The news overshadowed a seven per cent increase in profits to $4bn (£2.19bn) in the second quarter, which were driven by the highest oil prices for 20 years.

The results also showed a decline in earnings from exploration and production -the division at the centre of the debacle in which Shell downgrade its reserves four times earlier this year.

An investigation by the SEC, which was launched in January after Shell said its reserves were 20 per cent lower than previously thought, found the company violated reporting, record-keeping and anti-trust rules.

In addition, Shell has agreed to spend $5m (£2.7m) on developing a "comprehensive internal compliance programme".

Shell said that agreeing to pay the fines imposed by the SEC and FSA did not mean it admitted the findings entirely.

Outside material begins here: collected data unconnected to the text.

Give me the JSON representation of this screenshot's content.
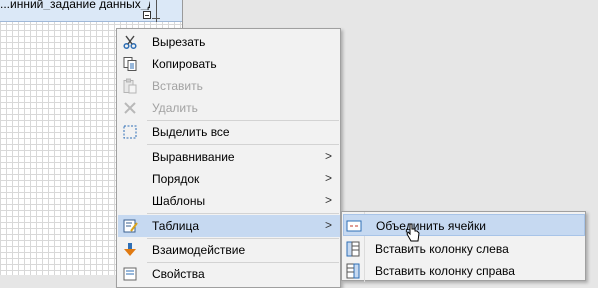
{
  "canvas": {
    "band_text": "...инний_задание данных_д"
  },
  "context_menu": {
    "items": [
      {
        "label": "Вырезать",
        "icon": "scissors-icon",
        "disabled": false
      },
      {
        "label": "Копировать",
        "icon": "copy-icon",
        "disabled": false
      },
      {
        "label": "Вставить",
        "icon": "paste-icon",
        "disabled": true
      },
      {
        "label": "Удалить",
        "icon": "delete-icon",
        "disabled": true
      },
      {
        "label": "Выделить все",
        "icon": "select-all-icon",
        "disabled": false
      },
      {
        "label": "Выравнивание",
        "submenu": true
      },
      {
        "label": "Порядок",
        "submenu": true
      },
      {
        "label": "Шаблоны",
        "submenu": true
      },
      {
        "label": "Таблица",
        "icon": "table-edit-icon",
        "submenu": true,
        "highlighted": true
      },
      {
        "label": "Взаимодействие",
        "icon": "interaction-icon"
      },
      {
        "label": "Свойства",
        "icon": "properties-icon"
      }
    ],
    "arrow": ">"
  },
  "table_submenu": {
    "items": [
      {
        "label": "Объединить ячейки",
        "icon": "merge-cells-icon",
        "highlighted": true
      },
      {
        "label": "Вставить колонку слева",
        "icon": "insert-column-left-icon"
      },
      {
        "label": "Вставить колонку справа",
        "icon": "insert-column-right-icon"
      }
    ]
  },
  "colors": {
    "highlight": "#c6d9f1",
    "menu_bg": "#f2f2f2",
    "disabled_text": "#a2a2a2"
  }
}
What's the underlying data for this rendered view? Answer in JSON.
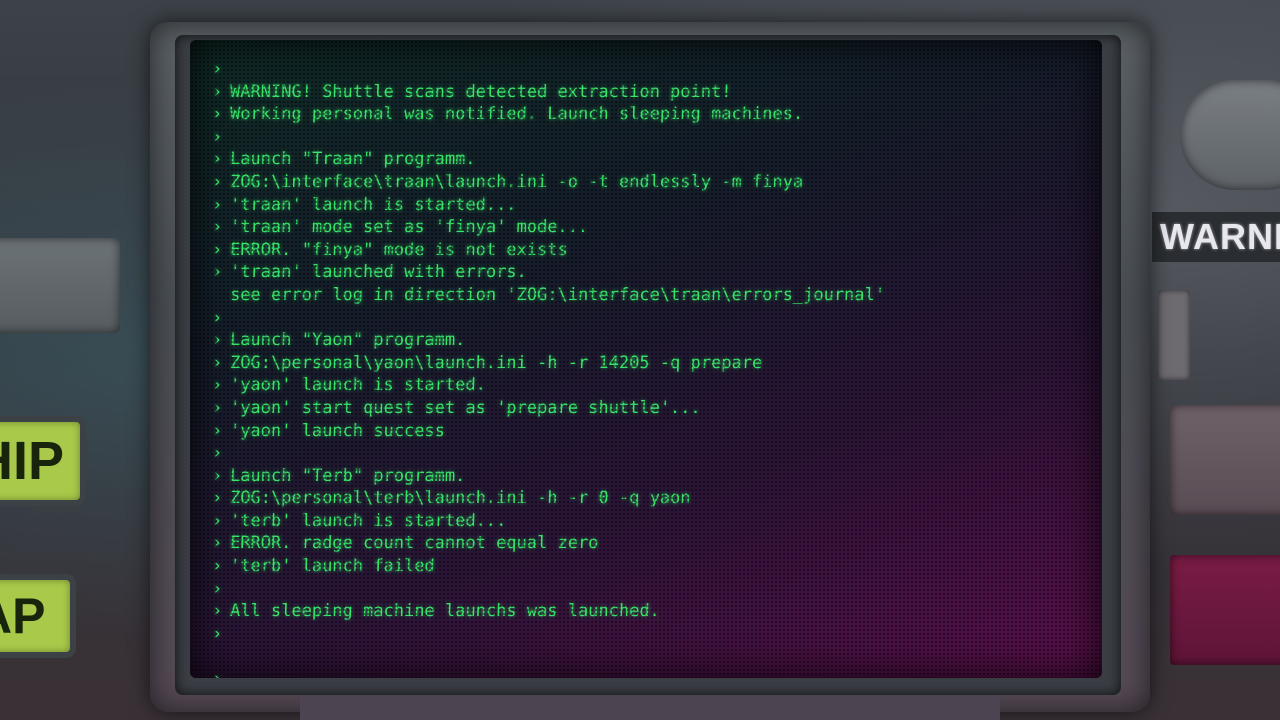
{
  "terminal": {
    "lines": [
      "",
      "WARNING! Shuttle scans detected extraction point!",
      "Working personal was notified. Launch sleeping machines.",
      "",
      "Launch \"Traan\" programm.",
      "ZOG:\\interface\\traan\\launch.ini -o -t endlessly -m finya",
      "'traan' launch is started...",
      "'traan' mode set as 'finya' mode...",
      "ERROR. \"finya\" mode is not exists",
      "'traan' launched with errors.",
      "see error log in direction 'ZOG:\\interface\\traan\\errors_journal'",
      "",
      "Launch \"Yaon\" programm.",
      "ZOG:\\personal\\yaon\\launch.ini -h -r 14205 -q prepare",
      "'yaon' launch is started.",
      "'yaon' start quest set as 'prepare shuttle'...",
      "'yaon' launch success",
      "",
      "Launch \"Terb\" programm.",
      "ZOG:\\personal\\terb\\launch.ini -h -r 0 -q yaon",
      "'terb' launch is started...",
      "ERROR. radge count cannot equal zero",
      "'terb' launch failed",
      "",
      "All sleeping machine launchs was launched.",
      "",
      "",
      ""
    ],
    "prompt_symbol": "›",
    "no_prompt_lines": [
      10,
      26
    ]
  },
  "side_panels": {
    "left_button_top": "HIP",
    "left_button_bottom": "AP",
    "right_sign": "WARNI"
  },
  "colors": {
    "terminal_text": "#38e36a",
    "button_green": "#a8c94a",
    "screen_magenta": "#5a0f4a"
  }
}
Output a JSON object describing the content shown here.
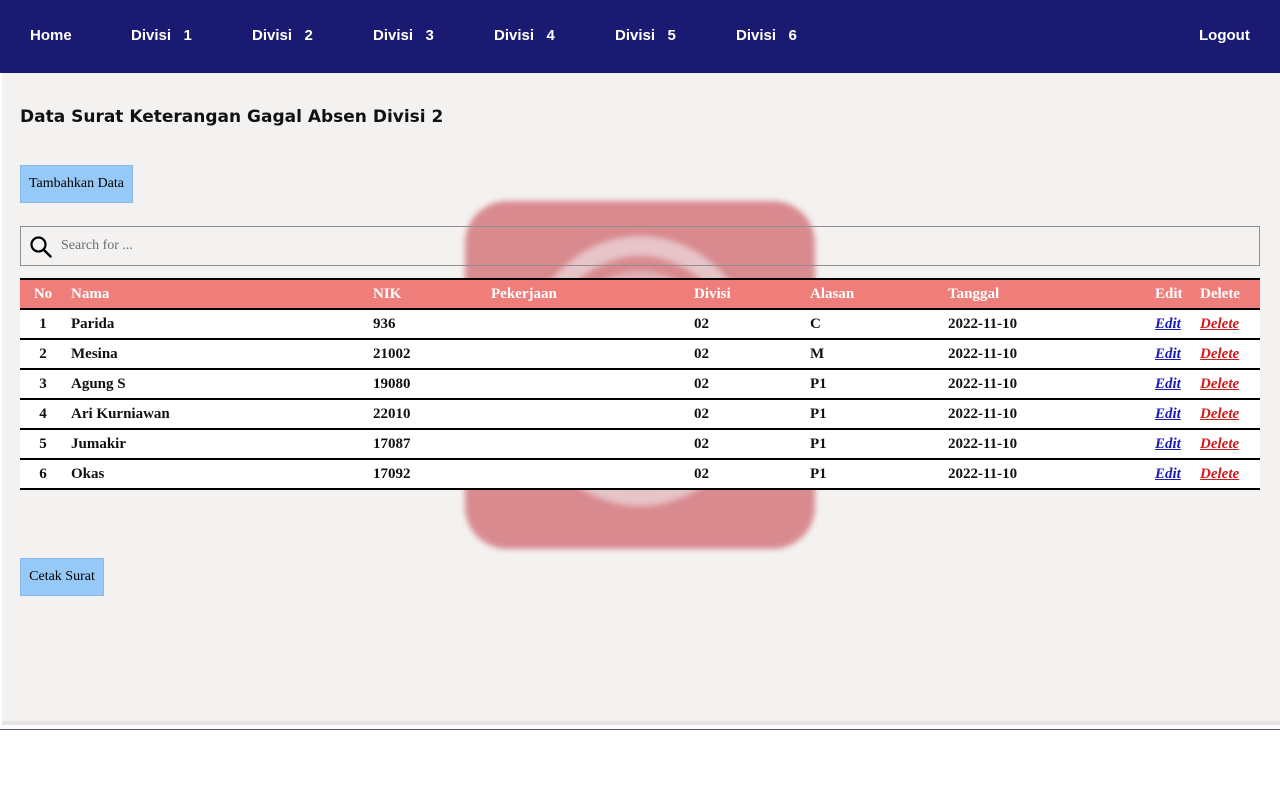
{
  "nav": {
    "home": "Home",
    "divisions": [
      "Divisi   1",
      "Divisi   2",
      "Divisi   3",
      "Divisi   4",
      "Divisi   5",
      "Divisi   6"
    ],
    "logout": "Logout"
  },
  "page": {
    "title": "Data Surat Keterangan Gagal Absen Divisi 2",
    "add_button": "Tambahkan Data",
    "print_button": "Cetak Surat"
  },
  "search": {
    "placeholder": "Search for ...",
    "value": ""
  },
  "table": {
    "headers": {
      "no": "No",
      "nama": "Nama",
      "nik": "NIK",
      "pekerjaan": "Pekerjaan",
      "divisi": "Divisi",
      "alasan": "Alasan",
      "tanggal": "Tanggal",
      "edit": "Edit",
      "delete": "Delete"
    },
    "rows": [
      {
        "no": "1",
        "nama": "Parida",
        "nik": "936",
        "pekerjaan": "",
        "divisi": "02",
        "alasan": "C",
        "tanggal": "2022-11-10",
        "edit": "Edit",
        "delete": "Delete"
      },
      {
        "no": "2",
        "nama": "Mesina",
        "nik": "21002",
        "pekerjaan": "",
        "divisi": "02",
        "alasan": "M",
        "tanggal": "2022-11-10",
        "edit": "Edit",
        "delete": "Delete"
      },
      {
        "no": "3",
        "nama": "Agung S",
        "nik": "19080",
        "pekerjaan": "",
        "divisi": "02",
        "alasan": "P1",
        "tanggal": "2022-11-10",
        "edit": "Edit",
        "delete": "Delete"
      },
      {
        "no": "4",
        "nama": "Ari Kurniawan",
        "nik": "22010",
        "pekerjaan": "",
        "divisi": "02",
        "alasan": "P1",
        "tanggal": "2022-11-10",
        "edit": "Edit",
        "delete": "Delete"
      },
      {
        "no": "5",
        "nama": "Jumakir",
        "nik": "17087",
        "pekerjaan": "",
        "divisi": "02",
        "alasan": "P1",
        "tanggal": "2022-11-10",
        "edit": "Edit",
        "delete": "Delete"
      },
      {
        "no": "6",
        "nama": "Okas",
        "nik": "17092",
        "pekerjaan": "",
        "divisi": "02",
        "alasan": "P1",
        "tanggal": "2022-11-10",
        "edit": "Edit",
        "delete": "Delete"
      }
    ]
  },
  "colors": {
    "navbar": "#1b1a73",
    "table_header": "#ef7e7b",
    "button": "#97c9f7",
    "edit_link": "#1b1bb5",
    "delete_link": "#d11a1a",
    "content_bg": "#f4f2f1"
  },
  "icons": {
    "search": "search-icon",
    "watermark": "logo-watermark"
  }
}
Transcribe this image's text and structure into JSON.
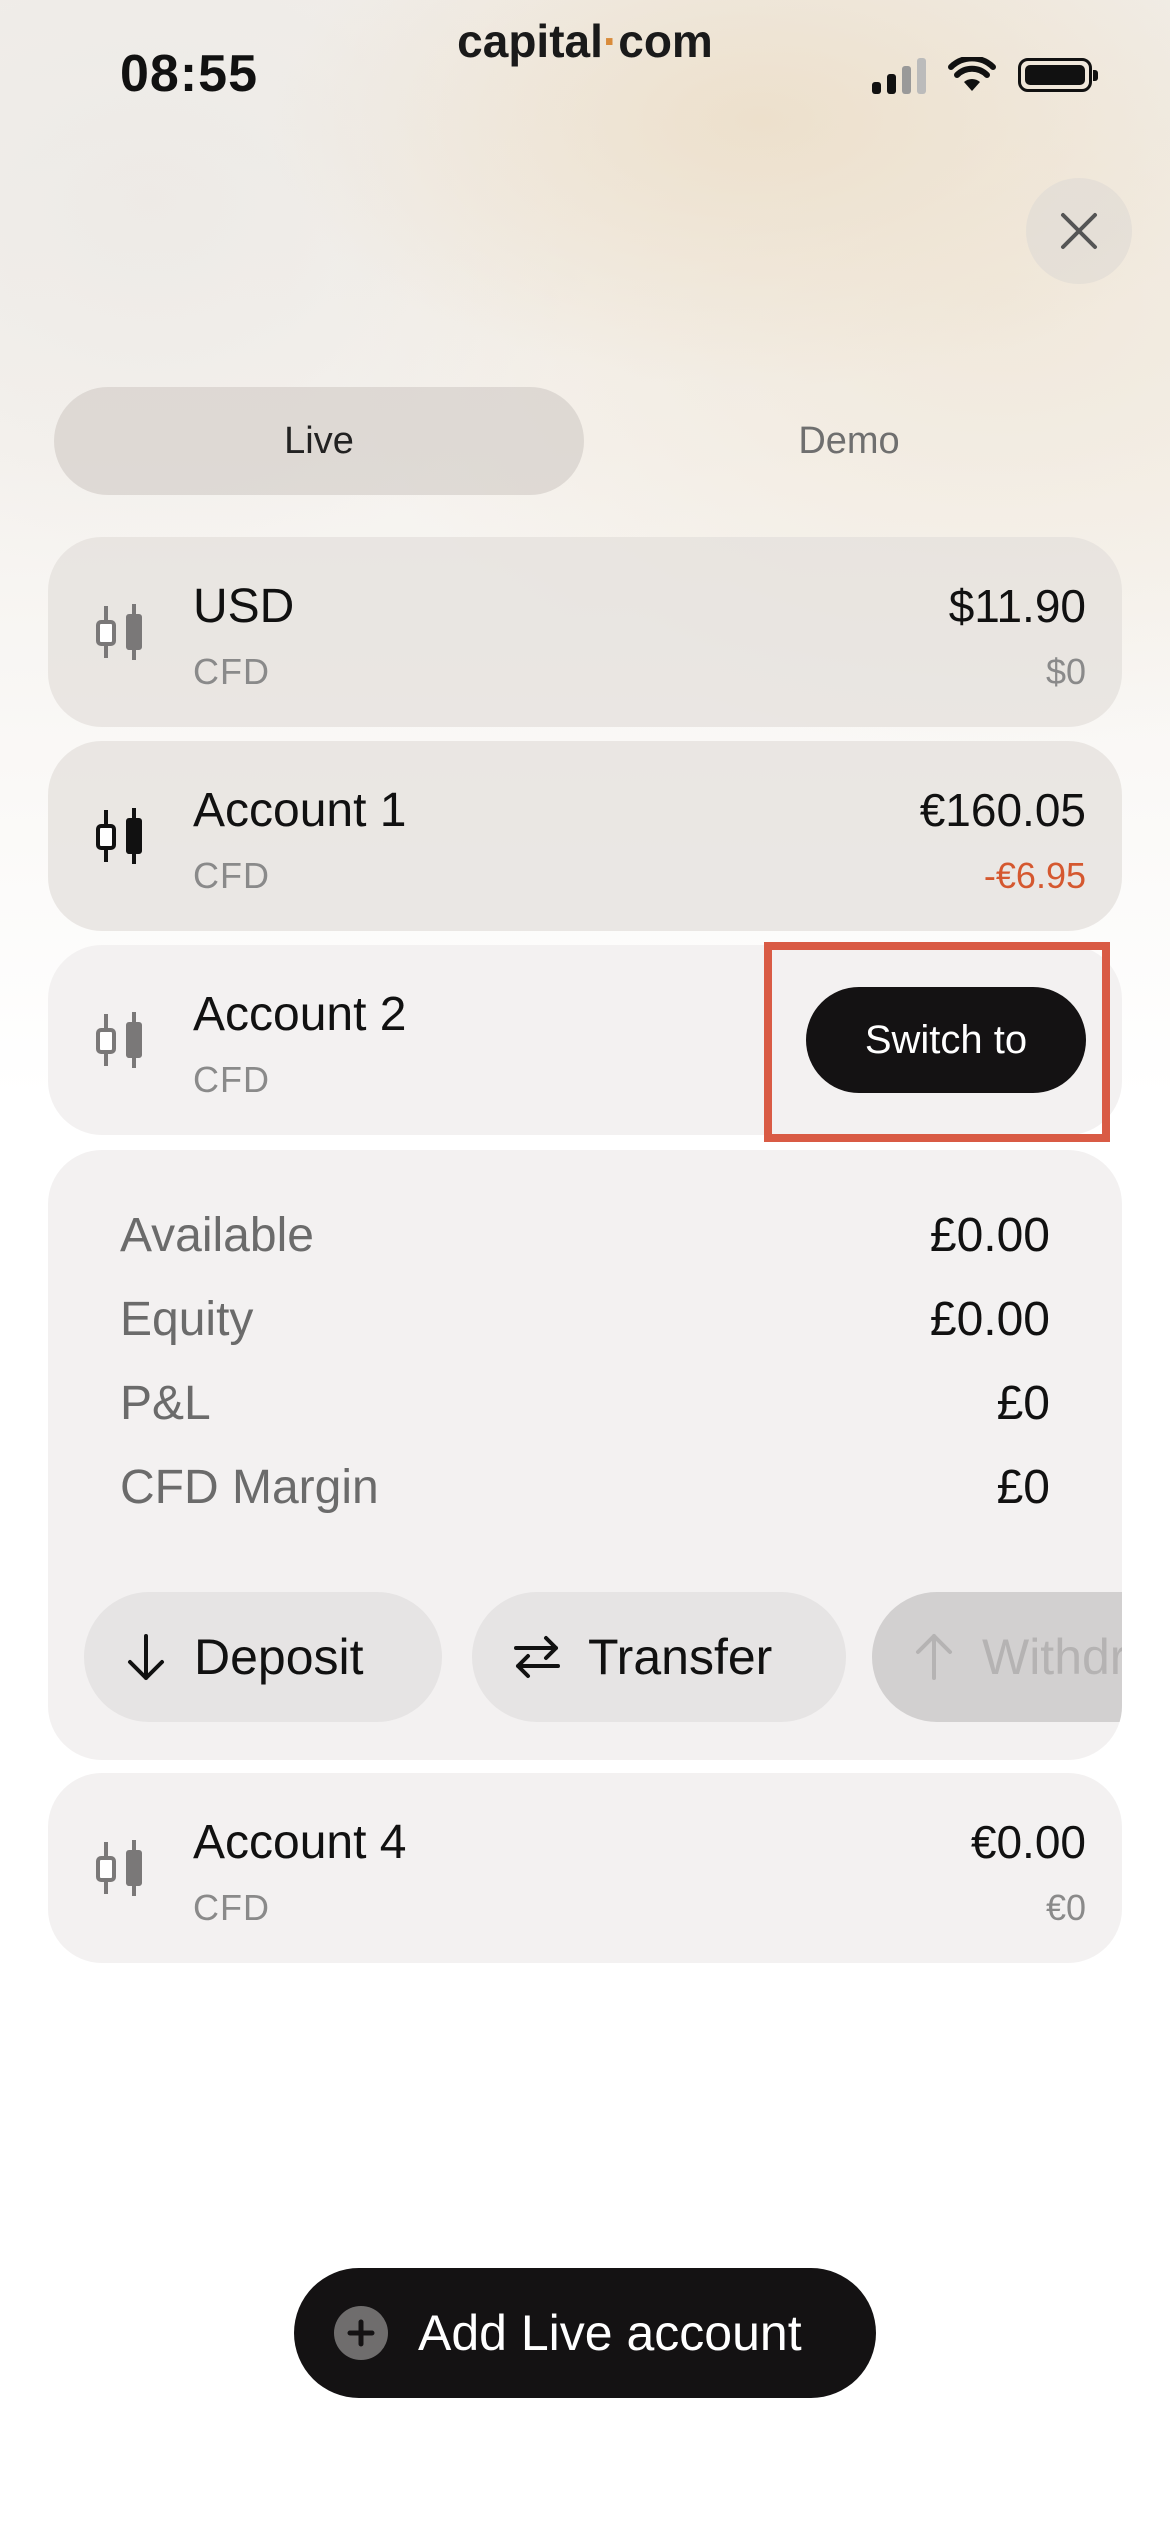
{
  "status_bar": {
    "time": "08:55"
  },
  "brand": {
    "left": "capital",
    "dot": "·",
    "right": "com"
  },
  "tabs": {
    "live": "Live",
    "demo": "Demo"
  },
  "accounts": [
    {
      "name": "USD",
      "type": "CFD",
      "balance": "$11.90",
      "pl": "$0"
    },
    {
      "name": "Account 1",
      "type": "CFD",
      "balance": "€160.05",
      "pl": "-€6.95"
    },
    {
      "name": "Account 2",
      "type": "CFD",
      "action": "Switch to"
    },
    {
      "name": "Account 4",
      "type": "CFD",
      "balance": "€0.00",
      "pl": "€0"
    }
  ],
  "account_details": {
    "rows": [
      {
        "label": "Available",
        "value": "£0.00"
      },
      {
        "label": "Equity",
        "value": "£0.00"
      },
      {
        "label": "P&L",
        "value": "£0"
      },
      {
        "label": "CFD Margin",
        "value": "£0"
      }
    ],
    "actions": {
      "deposit": "Deposit",
      "transfer": "Transfer",
      "withdraw": "Withdraw"
    }
  },
  "add_account": {
    "label": "Add Live account"
  },
  "colors": {
    "negative": "#d5582f",
    "highlight": "#d95b45",
    "brand_dot": "#d98b3a",
    "dark_button": "#141213"
  },
  "icons": [
    "candlestick-icon",
    "close-icon",
    "arrow-down-icon",
    "transfer-icon",
    "arrow-up-icon",
    "plus-circle-icon",
    "signal-icon",
    "wifi-icon",
    "battery-icon"
  ]
}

Chairman Jeroen van der Veer said: "I see it as a hopeful step in dealing with the reserves issue."

If approved, the proposed settlements mean Shell will face no further penalties from the SEC or the FSA.

Investors were braced for further potential penalties as Shell is still being investigated by three other authorities, including regulators in the Netherlands, and is facing a series of class actions in the US.